Lastly comes the apologetics factor. The word comes from the greek I believe - apologia, which means ‘to give an answer’.

There is a certain degree of truth in where your father or ministry leader is coming from. That is because God is so infinitely vast, that we are constantly discovering how large his heart for us is. I have my own theory on this, that since we are created in God’s image, if we were to put everyone’s personalities together, we will get just a small portion of what God is, haha.

Also, just based on my own experience, apologetics is more for myself, rather than the need of the scripture to defend itself. God is His own defender, and there isn’t really a need for us to defend the gospel.
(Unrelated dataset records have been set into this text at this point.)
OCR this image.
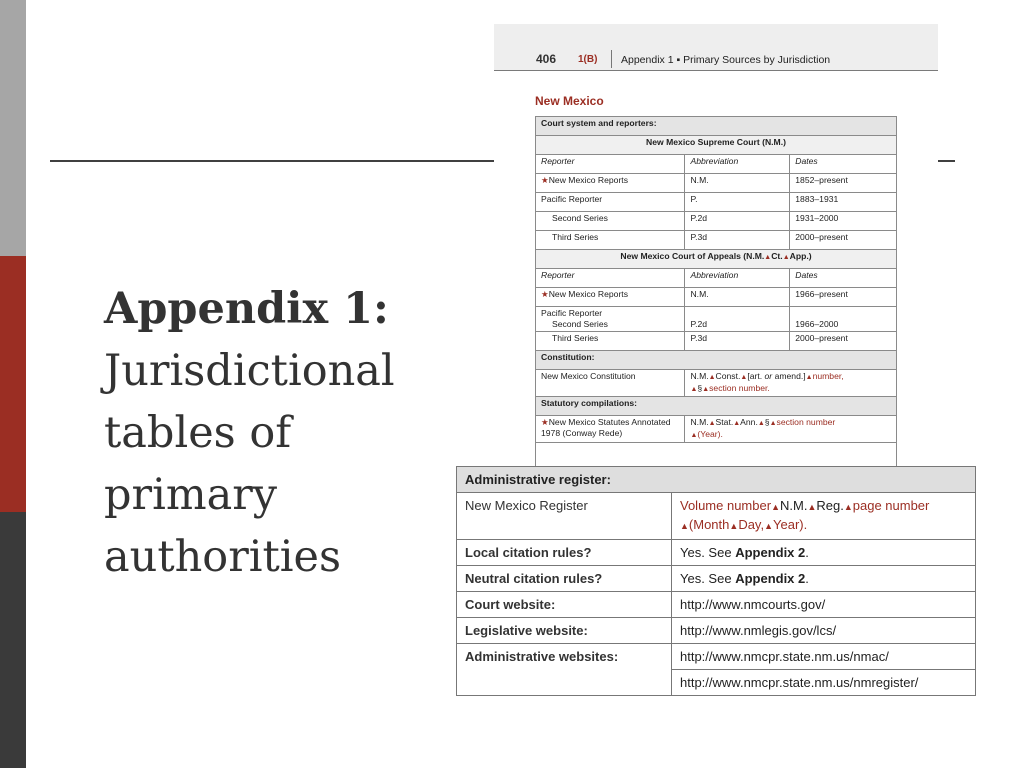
Appendix 1:
Jurisdictional
tables of
primary
authorities
406 1(B) Appendix 1 ▪ Primary Sources by Jurisdiction
New Mexico
Court system and reporters:		
New Mexico Supreme Court (N.M.)		
Reporter	Abbreviation	Dates
★New Mexico Reports	N.M.	1852–present
Pacific Reporter	P.	1883–1931
Second Series	P.2d	1931–2000
Third Series	P.3d	2000–present
New Mexico Court of Appeals (N.M.▲Ct.▲App.)		
Reporter	Abbreviation	Dates
★New Mexico Reports	N.M.	1966–present

Pacific Reporter
Second Series	P.2d	1966–2000
Third Series	P.3d	2000–present
Constitution:		
New Mexico Constitution	N.M.▲Const.▲[art. or amend.]▲number,
▲§▲section number.	
Statutory compilations:		
★New Mexico Statutes Annotated 1978 (Conway Rede)	N.M.▲Stat.▲Ann.▲§▲section number
▲(Year).	

Administrative register:	
New Mexico Register	Volume number▲N.M.▲Reg.▲page number
▲(Month▲Day,▲Year).
Local citation rules?	Yes. See Appendix 2.
Neutral citation rules?	Yes. See Appendix 2.
Court website:	http://www.nmcourts.gov/
Legislative website:	http://www.nmlegis.gov/lcs/
Administrative websites:	http://www.nmcpr.state.nm.us/nmac/
	http://www.nmcpr.state.nm.us/nmregister/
I don’t think it is wrong to explore apologetics to get the answers that you need to know.

However, I won’t rely on it entirely because there is the aspect of relationship as well. You can explore all the logic in the world, but never ever have a relationship with the person that you understand so much about. Just think about bibliographies of historical figures that you have been taught in school or read about. I won’t deny its benefits, but like what @SeanO shared, it is more of a supplement to your relationship with the Lord.


I hope that helps shed some light into the struggle that you have. I’d encourage you not to be too worried about your faith / the apologetics aspect of your walk with Christ. After all, I don’t think you do that in your worldly relationships with your family / friends (e.g. I’m worried that I don’t have enough faith in my Mom to cook dinner for me.) because it doesn’t sound too appropriate. I believe that the same goes when it comes to our relationship with our heavenly Father too. Though a minor disclaimer that this is not to say that it is wrong to ask questions too.